In the run-up to the election, the British public should not forget the lessons of Iraq

Loading

This year’s election has been one in which foreign affairs has been conspicuously absent from the media narrative and, possibly, the public’s minds. Received wisdom would tell us that the two things most people are interested in are the state of the economy and its recovery and general apathy with politics leading to a deep distrust of politicians in the wake of the expenses scandal and Lobbygate.

Important though these issues are, it serves any country well to consider its role in the world at the time of an election and it was probably one of the saddest moments of the election campaign that the ‘national security’ debate contained little mention of Afghanistan and only one sentence on Iraq – in which Nick Clegg briefly referenced its illegality.

The question on Iraq is crucial. What this election presents the public with is a real chance to have a referendum on Britain’s role in the world, its complicity with international rule of law and its willingness to scrutinise itself. The Iraq inquiry was an attempt to lamely offer some sort of oversight, but it didn’t. Nobody making statements to the panel was required to be under oath and legal expertise was absent from the whole proceedings. The silence was deafening,

There is a fairly widely-accepted legal consensus that, in choosing to side with America over the invasion of Iraq, the UK acted illegally. Under international law, force can only be given legal approval in either cases of self-defense or with UN security council approval. Britain claimed that the approval given for the first Gulf War had been ‘revived’, but it’s generally thought that this is a bogus argument used to hide the fact that there was in fact no actual legal justification for the war itself.

The foreign policy surrounding Iraq and the British government’s shady complicity in the torture of illegally detained terrorist suspects has been one of the darkest periods in UK executive action in recent memory. Yet throughout the election campaign nobody seems to be asking or answering the question sufficiently of whether or not we want to move Britain into a role in which it eventually complies with international law.

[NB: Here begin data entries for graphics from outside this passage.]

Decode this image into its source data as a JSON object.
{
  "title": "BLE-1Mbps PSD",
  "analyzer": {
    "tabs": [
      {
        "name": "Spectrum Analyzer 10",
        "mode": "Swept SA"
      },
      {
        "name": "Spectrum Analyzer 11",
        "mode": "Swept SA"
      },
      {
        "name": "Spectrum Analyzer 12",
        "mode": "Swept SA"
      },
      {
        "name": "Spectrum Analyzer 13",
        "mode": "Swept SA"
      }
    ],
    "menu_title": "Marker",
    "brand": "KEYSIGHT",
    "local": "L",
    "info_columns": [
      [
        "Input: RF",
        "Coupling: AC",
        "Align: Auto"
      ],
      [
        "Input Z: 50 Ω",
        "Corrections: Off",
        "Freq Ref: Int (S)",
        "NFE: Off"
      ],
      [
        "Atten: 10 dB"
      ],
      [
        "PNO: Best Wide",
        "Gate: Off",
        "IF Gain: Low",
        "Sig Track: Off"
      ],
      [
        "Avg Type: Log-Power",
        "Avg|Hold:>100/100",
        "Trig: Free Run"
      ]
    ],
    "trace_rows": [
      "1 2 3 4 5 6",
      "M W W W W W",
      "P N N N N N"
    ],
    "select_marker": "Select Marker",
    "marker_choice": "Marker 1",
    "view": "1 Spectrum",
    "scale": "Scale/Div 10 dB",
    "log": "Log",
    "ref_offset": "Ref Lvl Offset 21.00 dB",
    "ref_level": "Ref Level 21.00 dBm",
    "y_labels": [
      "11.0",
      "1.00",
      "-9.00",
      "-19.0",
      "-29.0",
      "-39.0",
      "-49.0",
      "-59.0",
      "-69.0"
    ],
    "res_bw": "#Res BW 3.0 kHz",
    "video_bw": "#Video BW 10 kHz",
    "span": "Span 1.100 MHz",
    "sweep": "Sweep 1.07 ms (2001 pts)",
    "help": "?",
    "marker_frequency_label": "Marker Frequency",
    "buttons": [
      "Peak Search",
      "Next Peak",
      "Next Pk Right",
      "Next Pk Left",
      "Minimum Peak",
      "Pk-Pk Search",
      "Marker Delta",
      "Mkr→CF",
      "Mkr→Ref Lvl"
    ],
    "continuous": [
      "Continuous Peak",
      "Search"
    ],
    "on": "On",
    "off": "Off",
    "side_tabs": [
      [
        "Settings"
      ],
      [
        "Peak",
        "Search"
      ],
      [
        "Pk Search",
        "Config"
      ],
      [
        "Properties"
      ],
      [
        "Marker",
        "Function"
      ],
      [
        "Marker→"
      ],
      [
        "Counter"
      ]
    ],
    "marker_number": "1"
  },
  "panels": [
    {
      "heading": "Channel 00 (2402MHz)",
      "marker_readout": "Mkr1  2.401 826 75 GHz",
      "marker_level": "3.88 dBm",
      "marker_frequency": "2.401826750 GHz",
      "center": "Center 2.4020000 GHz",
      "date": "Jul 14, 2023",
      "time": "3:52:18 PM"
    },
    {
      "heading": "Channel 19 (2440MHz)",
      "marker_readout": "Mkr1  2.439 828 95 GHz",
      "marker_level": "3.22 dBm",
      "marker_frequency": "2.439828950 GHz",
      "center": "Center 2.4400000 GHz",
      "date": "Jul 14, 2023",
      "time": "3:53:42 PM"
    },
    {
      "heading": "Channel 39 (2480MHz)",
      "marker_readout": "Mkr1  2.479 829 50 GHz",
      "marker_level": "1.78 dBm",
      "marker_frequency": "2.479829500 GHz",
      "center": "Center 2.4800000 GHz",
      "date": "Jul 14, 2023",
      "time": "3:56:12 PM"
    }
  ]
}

It’s a real shame that the debate on the 22nd April contained more discussion of immigration than of government policy surrounding Iraq or Afghanistan. Just a few years ago, with Tony Blair still in office, the British public was bitterly hostile to Blair for having deceived them into supporting a war that had no justification and phony legal backing. When the economy collapsed, it seems that anger would be put on hold. Yet what better time is there to remember past grievances than an election?

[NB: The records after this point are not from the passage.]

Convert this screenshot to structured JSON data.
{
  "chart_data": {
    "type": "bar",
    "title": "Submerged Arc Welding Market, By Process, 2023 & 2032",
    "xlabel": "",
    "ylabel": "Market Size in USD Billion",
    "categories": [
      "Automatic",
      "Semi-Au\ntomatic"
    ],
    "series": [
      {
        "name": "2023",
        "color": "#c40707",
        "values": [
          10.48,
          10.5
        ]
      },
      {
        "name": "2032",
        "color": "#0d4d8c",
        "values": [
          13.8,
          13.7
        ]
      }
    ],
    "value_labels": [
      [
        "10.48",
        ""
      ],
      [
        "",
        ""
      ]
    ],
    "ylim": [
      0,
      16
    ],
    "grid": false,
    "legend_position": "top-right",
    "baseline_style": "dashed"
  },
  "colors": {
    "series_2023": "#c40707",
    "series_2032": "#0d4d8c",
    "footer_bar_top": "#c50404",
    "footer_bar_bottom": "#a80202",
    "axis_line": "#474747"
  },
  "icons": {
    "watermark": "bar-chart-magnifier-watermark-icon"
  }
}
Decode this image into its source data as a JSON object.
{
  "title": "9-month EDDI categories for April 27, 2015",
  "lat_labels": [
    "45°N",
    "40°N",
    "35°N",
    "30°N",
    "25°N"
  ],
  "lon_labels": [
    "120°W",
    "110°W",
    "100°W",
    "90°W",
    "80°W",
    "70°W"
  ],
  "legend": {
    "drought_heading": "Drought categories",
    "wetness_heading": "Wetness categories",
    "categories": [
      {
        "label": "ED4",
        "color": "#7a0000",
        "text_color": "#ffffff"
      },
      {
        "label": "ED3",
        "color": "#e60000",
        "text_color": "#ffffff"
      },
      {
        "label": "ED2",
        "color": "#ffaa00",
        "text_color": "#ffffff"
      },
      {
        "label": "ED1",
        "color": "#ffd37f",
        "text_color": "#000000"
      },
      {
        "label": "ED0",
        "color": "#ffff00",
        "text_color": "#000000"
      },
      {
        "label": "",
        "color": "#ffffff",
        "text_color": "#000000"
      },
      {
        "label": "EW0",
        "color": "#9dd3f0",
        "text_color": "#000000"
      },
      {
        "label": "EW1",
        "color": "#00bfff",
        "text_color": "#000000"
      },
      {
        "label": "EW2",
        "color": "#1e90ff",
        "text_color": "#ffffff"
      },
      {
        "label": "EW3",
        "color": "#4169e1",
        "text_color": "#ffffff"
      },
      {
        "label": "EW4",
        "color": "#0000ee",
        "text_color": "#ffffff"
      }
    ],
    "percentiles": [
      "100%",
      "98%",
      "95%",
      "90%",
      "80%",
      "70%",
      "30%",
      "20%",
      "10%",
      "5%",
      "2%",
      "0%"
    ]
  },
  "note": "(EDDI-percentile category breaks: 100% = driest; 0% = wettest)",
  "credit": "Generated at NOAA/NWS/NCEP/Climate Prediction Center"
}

This isn’t a partisan issue, and there was support and opposition for the invasion of Iraq on both sides of the House. Both the Conservative and Labour parties experienced resignation from ministers, although arguably Labour had the most important opposition in the form of Robin Cook’s emotional and morbid resignation speech, videos of which can be found on youtube and which is eerie in its relevance and prescience – it’s as if fate found a way to travel back in time and scream its warnings of what would follow. “The international partnerships most important to us are weakened. The European Union is divided. The security council is in stalemate. Those are heavy casualties in a war in which a shot has yet to be fired.” Hear hear, Robin.

The Government would subsequently ignore Mr. Cook’s resignation and continue doing what it was always planning to do and commit itself to a unilateral invasion of a country it barely understood. Saddam was easily toppled, but what was left was a society in which a venomous and bitter lust for power by various religious groups would lead to a civil war resulting in the deaths of thousands of British and American servicemen and women and an the deaths of an estimated one million Iraqi civilians. In what sense can this be said to be supporting the troops or bringing peace to the Middle East?

What has happened with Iraq is truly saddening in that a frightened and confused post-9/11 Britain was told systematic lies about the threats that lurked overseas and frenzied them into supporting a bitter and bloody war that was never legal in the first place. Now, after a deeply depressing death toll, the foreign secretary, David Miliband states that the public has “punished us [the government] enough” over Iraq. On the contrary – the punishment hasn’t been great enough.